We tend to think of science fiction movies as the realm of robots and technology, but many of the best hinge on family connections. Look at Sandra Bullock’s character in Gravity , quietly grieving the loss of a child; the bond between mother and daughter in Denis Villeneuve’s Arrival ; the search for a parent in Blade Runner 2049 from the same director; or Interstellar , in which Matthew McConaughey’s character loses years of his children’s lives through time dilation.
“It’s the paradox of the astronaut,” says Winocour. “You think they’re superhumans but the reality is that to be an astronaut is an experience of your human fragility and vulnerability, because living in space – it’s inhuman; conditions in space are terrible.” Or as one of the characters in her film puts it: “The hard part is coming back, when you realize life goes on without you.”

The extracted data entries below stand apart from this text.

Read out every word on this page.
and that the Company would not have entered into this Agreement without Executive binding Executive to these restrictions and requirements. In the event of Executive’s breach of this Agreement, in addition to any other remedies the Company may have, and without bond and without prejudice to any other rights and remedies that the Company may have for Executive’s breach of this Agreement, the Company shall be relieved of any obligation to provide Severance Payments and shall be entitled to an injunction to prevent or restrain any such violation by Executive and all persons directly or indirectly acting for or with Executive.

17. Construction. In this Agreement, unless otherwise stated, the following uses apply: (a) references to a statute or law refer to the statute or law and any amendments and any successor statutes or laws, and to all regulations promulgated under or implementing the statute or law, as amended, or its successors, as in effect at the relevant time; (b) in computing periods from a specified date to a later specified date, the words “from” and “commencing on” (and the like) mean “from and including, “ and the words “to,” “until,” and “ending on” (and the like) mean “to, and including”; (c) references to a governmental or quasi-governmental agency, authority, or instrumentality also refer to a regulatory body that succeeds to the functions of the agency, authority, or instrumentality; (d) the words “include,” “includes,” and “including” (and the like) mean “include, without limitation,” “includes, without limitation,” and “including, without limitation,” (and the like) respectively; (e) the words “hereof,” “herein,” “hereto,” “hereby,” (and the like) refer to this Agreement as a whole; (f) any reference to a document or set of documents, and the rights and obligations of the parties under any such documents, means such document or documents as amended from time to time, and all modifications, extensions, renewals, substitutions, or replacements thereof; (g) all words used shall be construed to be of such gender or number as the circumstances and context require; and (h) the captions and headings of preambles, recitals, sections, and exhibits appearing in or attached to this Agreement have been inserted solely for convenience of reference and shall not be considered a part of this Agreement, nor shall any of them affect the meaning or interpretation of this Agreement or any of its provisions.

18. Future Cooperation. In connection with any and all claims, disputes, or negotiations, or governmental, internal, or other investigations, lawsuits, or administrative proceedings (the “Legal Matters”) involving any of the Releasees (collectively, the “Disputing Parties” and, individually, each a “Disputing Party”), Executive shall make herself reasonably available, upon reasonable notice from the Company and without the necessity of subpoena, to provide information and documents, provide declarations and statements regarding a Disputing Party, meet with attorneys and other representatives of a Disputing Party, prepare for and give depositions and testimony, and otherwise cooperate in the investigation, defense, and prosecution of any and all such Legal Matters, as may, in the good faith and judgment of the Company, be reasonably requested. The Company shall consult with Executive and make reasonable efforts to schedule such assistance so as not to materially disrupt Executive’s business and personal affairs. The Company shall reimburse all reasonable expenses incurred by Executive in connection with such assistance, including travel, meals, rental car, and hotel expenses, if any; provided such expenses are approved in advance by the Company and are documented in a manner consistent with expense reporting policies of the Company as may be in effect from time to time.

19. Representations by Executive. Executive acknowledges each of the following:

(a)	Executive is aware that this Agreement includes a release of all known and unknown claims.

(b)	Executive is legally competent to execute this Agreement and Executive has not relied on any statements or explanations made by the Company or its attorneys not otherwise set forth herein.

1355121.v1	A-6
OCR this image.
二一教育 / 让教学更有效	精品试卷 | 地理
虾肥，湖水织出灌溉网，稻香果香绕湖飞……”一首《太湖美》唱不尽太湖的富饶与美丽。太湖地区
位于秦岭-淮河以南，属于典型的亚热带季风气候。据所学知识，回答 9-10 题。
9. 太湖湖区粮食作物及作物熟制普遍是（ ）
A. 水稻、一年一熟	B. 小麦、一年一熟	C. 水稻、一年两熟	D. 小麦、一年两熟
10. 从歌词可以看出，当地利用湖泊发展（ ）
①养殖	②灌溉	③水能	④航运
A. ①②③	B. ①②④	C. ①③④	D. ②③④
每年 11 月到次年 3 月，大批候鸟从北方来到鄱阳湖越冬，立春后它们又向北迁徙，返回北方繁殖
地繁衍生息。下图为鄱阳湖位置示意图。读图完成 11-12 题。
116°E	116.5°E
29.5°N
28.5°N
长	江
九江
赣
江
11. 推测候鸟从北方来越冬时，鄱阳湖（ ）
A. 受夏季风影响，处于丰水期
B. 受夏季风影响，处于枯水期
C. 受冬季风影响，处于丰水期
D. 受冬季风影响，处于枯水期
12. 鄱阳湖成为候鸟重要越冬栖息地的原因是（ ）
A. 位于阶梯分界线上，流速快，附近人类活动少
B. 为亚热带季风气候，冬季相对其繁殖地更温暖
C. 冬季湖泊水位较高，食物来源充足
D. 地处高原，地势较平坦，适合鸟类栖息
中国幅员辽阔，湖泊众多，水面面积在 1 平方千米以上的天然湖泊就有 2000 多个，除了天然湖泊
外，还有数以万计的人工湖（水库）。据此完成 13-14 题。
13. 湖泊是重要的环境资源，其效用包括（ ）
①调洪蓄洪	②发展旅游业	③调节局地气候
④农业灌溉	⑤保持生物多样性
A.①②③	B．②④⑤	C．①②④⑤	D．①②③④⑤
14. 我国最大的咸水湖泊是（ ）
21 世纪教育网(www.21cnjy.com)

Yet another parent-child bond can be seen in the new film Ad Astra from James Gray, which stars Brad Pitt as an astronaut, and Tommy Lee Jones as his father, another space traveller, missing for decades in the outer solar system.

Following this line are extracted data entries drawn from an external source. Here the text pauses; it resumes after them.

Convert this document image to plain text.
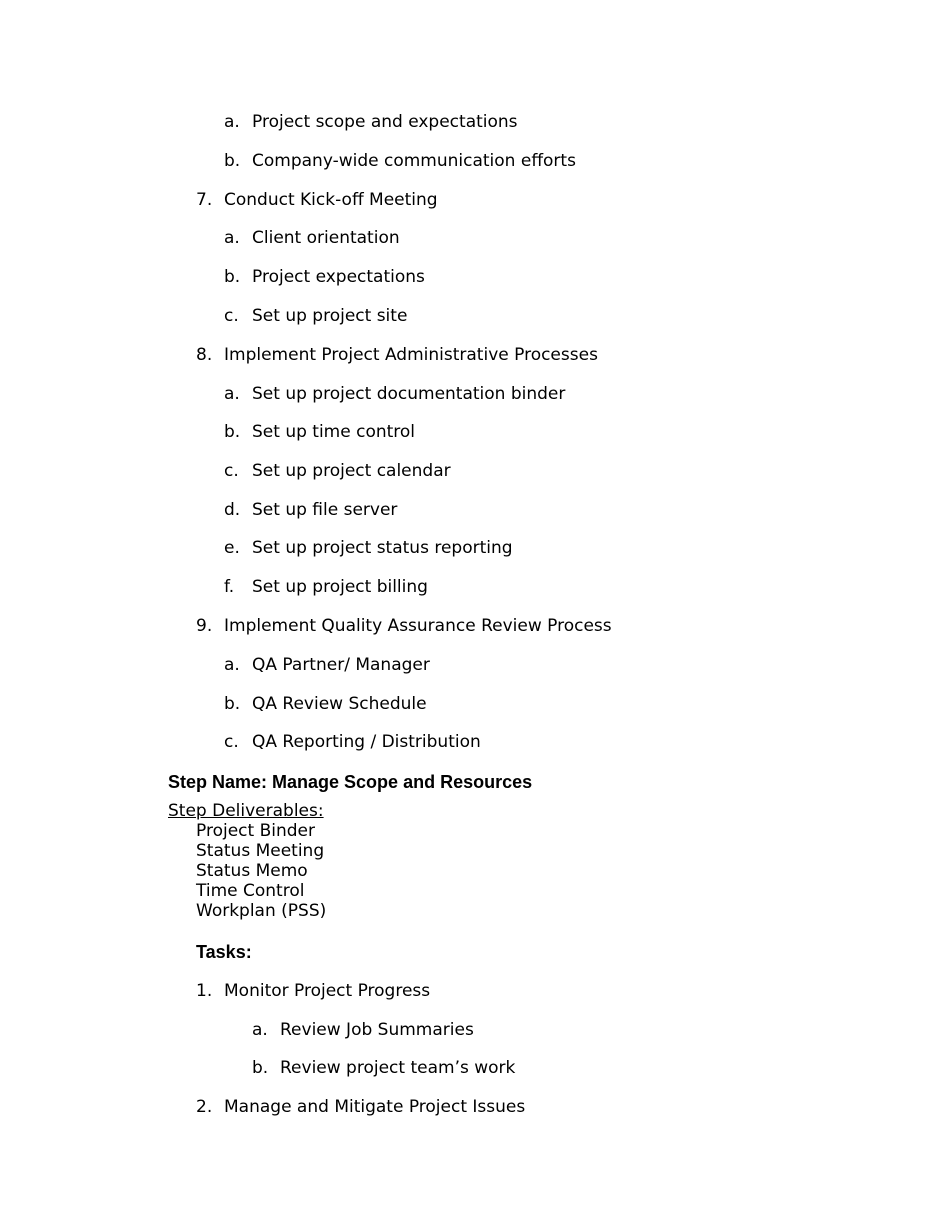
a. Project scope and expectations
b. Company-wide communication efforts
7. Conduct Kick-off Meeting
a. Client orientation
b. Project expectations
c. Set up project site
8. Implement Project Administrative Processes
a. Set up project documentation binder
b. Set up time control
c. Set up project calendar
d. Set up file server
e. Set up project status reporting
f. Set up project billing
9. Implement Quality Assurance Review Process
a. QA Partner/ Manager
b. QA Review Schedule
c. QA Reporting / Distribution
Step Name: Manage Scope and Resources
Step Deliverables:
Project Binder
Status Meeting
Status Memo
Time Control
Workplan (PSS)
Tasks:
1. Monitor Project Progress
a. Review Job Summaries
b. Review project team’s work
2. Manage and Mitigate Project Issues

But where Lucy in the Sky is set mostly on Earth, and Proxima completely so (it ends with a rocket launch), Ad Astra takes place almost entirely off-world, as Pitt’s character travels to the moon, Mars and beyond. In this case, the intimate bond of parenthood and the infinite vista of space are merged.

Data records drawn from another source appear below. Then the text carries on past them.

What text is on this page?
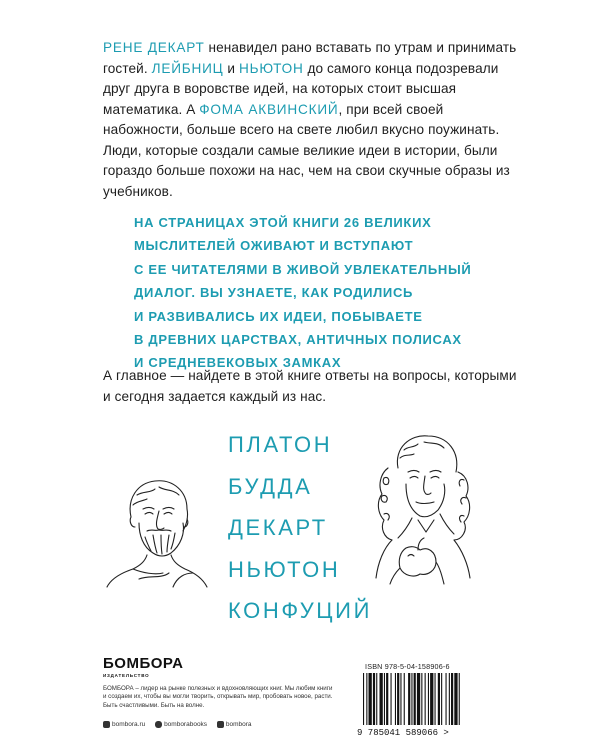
РЕНЕ ДЕКАРТ ненавидел рано вставать по утрам и принимать гостей. ЛЕЙБНИЦ и НЬЮТОН до самого конца подозревали друг друга в воровстве идей, на которых стоит высшая математика. А ФОМА АКВИНСКИЙ, при всей своей набожности, больше всего на свете любил вкусно поужинать. Люди, которые создали самые великие идеи в истории, были гораздо больше похожи на нас, чем на свои скучные образы из учебников.

НА СТРАНИЦАХ ЭТОЙ КНИГИ 26 ВЕЛИКИХ
МЫСЛИТЕЛЕЙ ОЖИВАЮТ И ВСТУПАЮТ
С ЕЕ ЧИТАТЕЛЯМИ В ЖИВОЙ УВЛЕКАТЕЛЬНЫЙ
ДИАЛОГ. ВЫ УЗНАЕТЕ, КАК РОДИЛИСЬ
И РАЗВИВАЛИСЬ ИХ ИДЕИ, ПОБЫВАЕТЕ
В ДРЕВНИХ ЦАРСТВАХ, АНТИЧНЫХ ПОЛИСАХ
И СРЕДНЕВЕКОВЫХ ЗАМКАХ

А главное — найдете в этой книге ответы на вопросы, которыми и сегодня задается каждый из нас.

ПЛАТОН
БУДДА
ДЕКАРТ
НЬЮТОН
КОНФУЦИЙ
БОМБОРА
ИЗДАТЕЛЬСТВО
БОМБОРА – лидер на рынке полезных и вдохновляющих книг. Мы любим книги и создаем их, чтобы вы могли творить, открывать мир, пробовать новое, расти. Быть счастливыми. Быть на волне.
bombora.ru
	bomborabooks
	bombora
ISBN 978-5-04-158906-6
9 785041 589066 >
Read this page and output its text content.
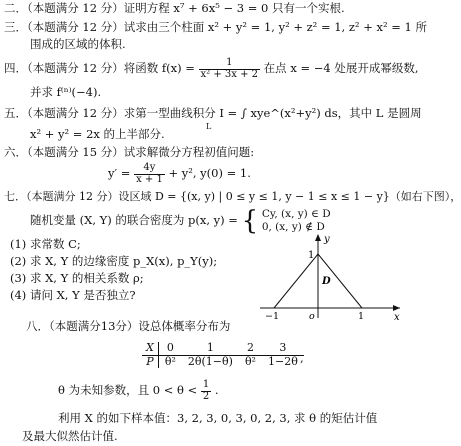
二．（本题满分 12 分）证明方程 x⁷ + 6x⁵ − 3 = 0 只有一个实根.
三．（本题满分 12 分）试求由三个柱面 x² + y² = 1, y² + z² = 1, z² + x² = 1 所
围成的区域的体积.
四．（本题满分 12 分）将函数 $f(x) = \frac{1}{\text{x² + 3x + 2}}$ 在点 x = −4 处展开成幂级数,
并求 f⁽ⁿ⁾(−4).
五．（本题满分 12 分）求第一型曲线积分 I = ∫ xye^(x²+y²) ds，其中 L 是圆周
L
x² + y² = 2x 的上半部分.
六．（本题满分 15 分）试求解微分方程初值问题:
$y' = \frac{4y}{x + 1} + y^2$, y(0) = 1.
七．（本题满分 12 分）设区域 D = {(x, y) | 0 ≤ y ≤ 1, y − 1 ≤ x ≤ 1 − y}（如右下图），
随机变量 (X, Y) 的联合密度为 p(x, y) = { Cy, (x, y) ∈ D
0, (x, y) ∉ D
(1) 求常数 C;
(2) 求 X, Y 的边缘密度 p_X(x), p_Y(y);
(3) 求 X, Y 的相关系数 ρ;
(4) 请问 X, Y 是否独立?
y
1
D
−1	o	1	x
八．（本题满分13分）设总体概率分布为
X	0	1	2	3
P	θ²	2θ(1−θ)	θ²	1−2θ ,
θ 为未知参数，且 $0 < \theta < \frac{1}{2}$ .
利用 X 的如下样本值：3, 2, 3, 0, 3, 0, 2, 3, 求 θ 的矩估计值
及最大似然估计值.
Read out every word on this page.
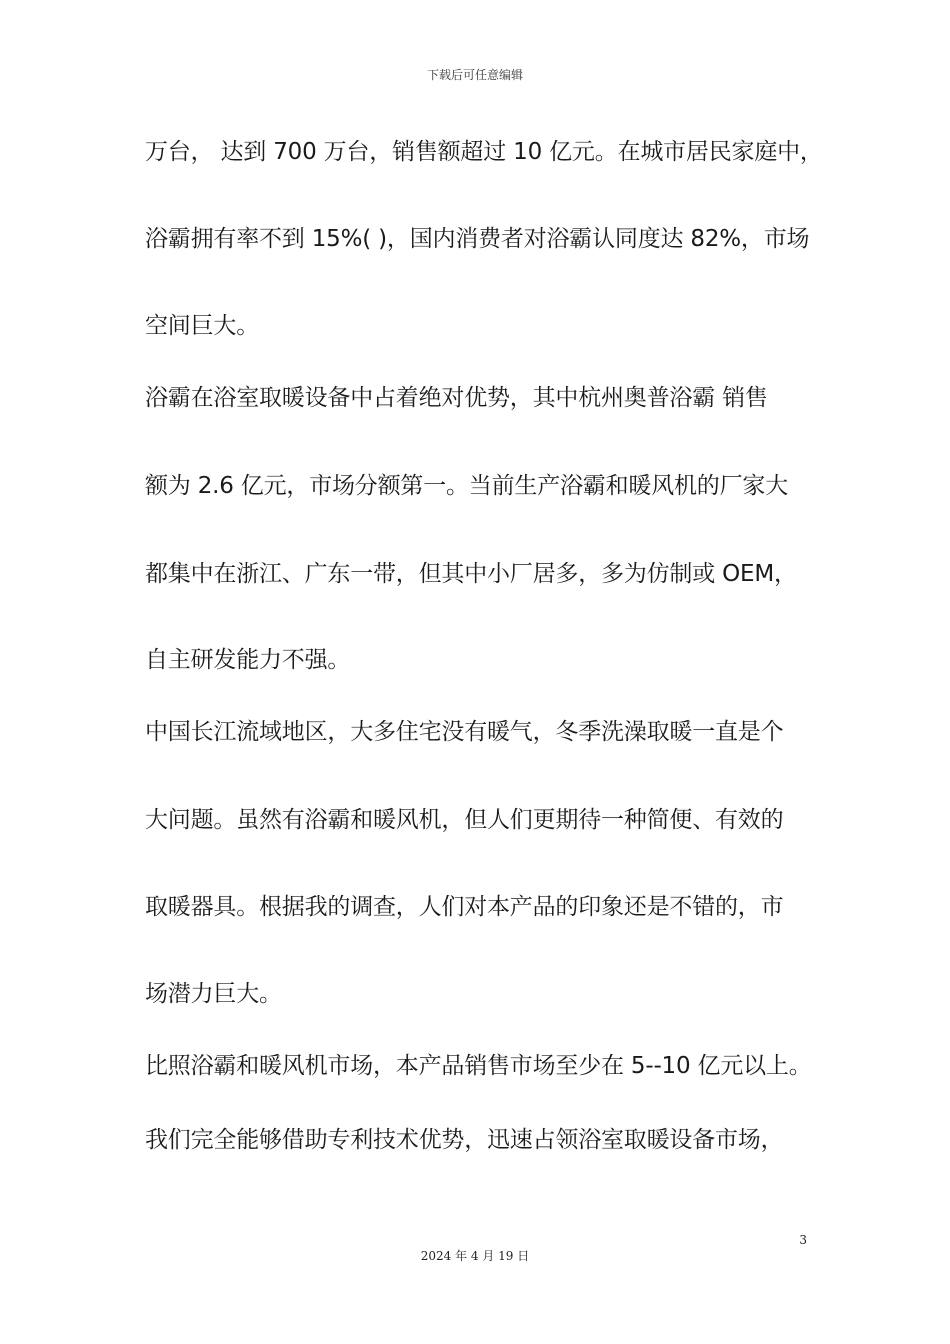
下载后可任意编辑
万台， 达到 700 万台，销售额超过 10 亿元。在城市居民家庭中，
浴霸拥有率不到 15%( )，国内消费者对浴霸认同度达 82%，市场
空间巨大。
浴霸在浴室取暖设备中占着绝对优势，其中杭州奥普浴霸 销售
额为 2.6 亿元，市场分额第一。当前生产浴霸和暖风机的厂家大
都集中在浙江、广东一带，但其中小厂居多，多为仿制或 OEM，
自主研发能力不强。
中国长江流域地区，大多住宅没有暖气，冬季洗澡取暖一直是个
大问题。虽然有浴霸和暖风机，但人们更期待一种简便、有效的
取暖器具。根据我的调查，人们对本产品的印象还是不错的，市
场潜力巨大。
比照浴霸和暖风机市场，本产品销售市场至少在 5--10 亿元以上。
我们完全能够借助专利技术优势，迅速占领浴室取暖设备市场，
3
2024 年 4 月 19 日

Family may be the most obvious link that is severed — and, one hopes, rejoined — when humans leave the Earth, but there is also a larger disconnection. Fifty years ago this summer, when humans first stepped on the moon, one man — Michael Collins — stayed in orbit around our satellite while the other two walked on it.
He was separated from his crewmates by up to 3,500 km — roughly the width of the Atlantic Ocean — and from the rest of his species by some 393,000 km, a distance for which there is no terrestrial equivalent, unless you were to walk around this planet at the equator, 10 times over.
On his return to Earth, he tried to explain that feeling of solitude. “It is there, reinforced by the fact that radio contact with the Earth abruptly cuts off at the instant I disappear behind the moon,” he said. “I am alone now, truly alone, and absolutely isolated from any known life. I am it. If a count were taken, the score would be three-billion plus two over on the other side of the moon, and one plus God-knows-what on this side.” A photograph he took of the returning lunar module with the Earth in the background is famous for framing every human being, living or dead, except for one; the photographer.
In space, we connect not only with what it is to be human, but Terran. “Our bodies are made to live on Earth,” says Winocour. “We’re Earthlings. The more you become a space person, the more you feel attached to the Earth.”
Or, as T.S. Eliot wrote more than a decade before the dawn of the Space Age: “We shall not cease from exploration, and the end of all our exploring will be to arrive where we started and know the place for the first time.”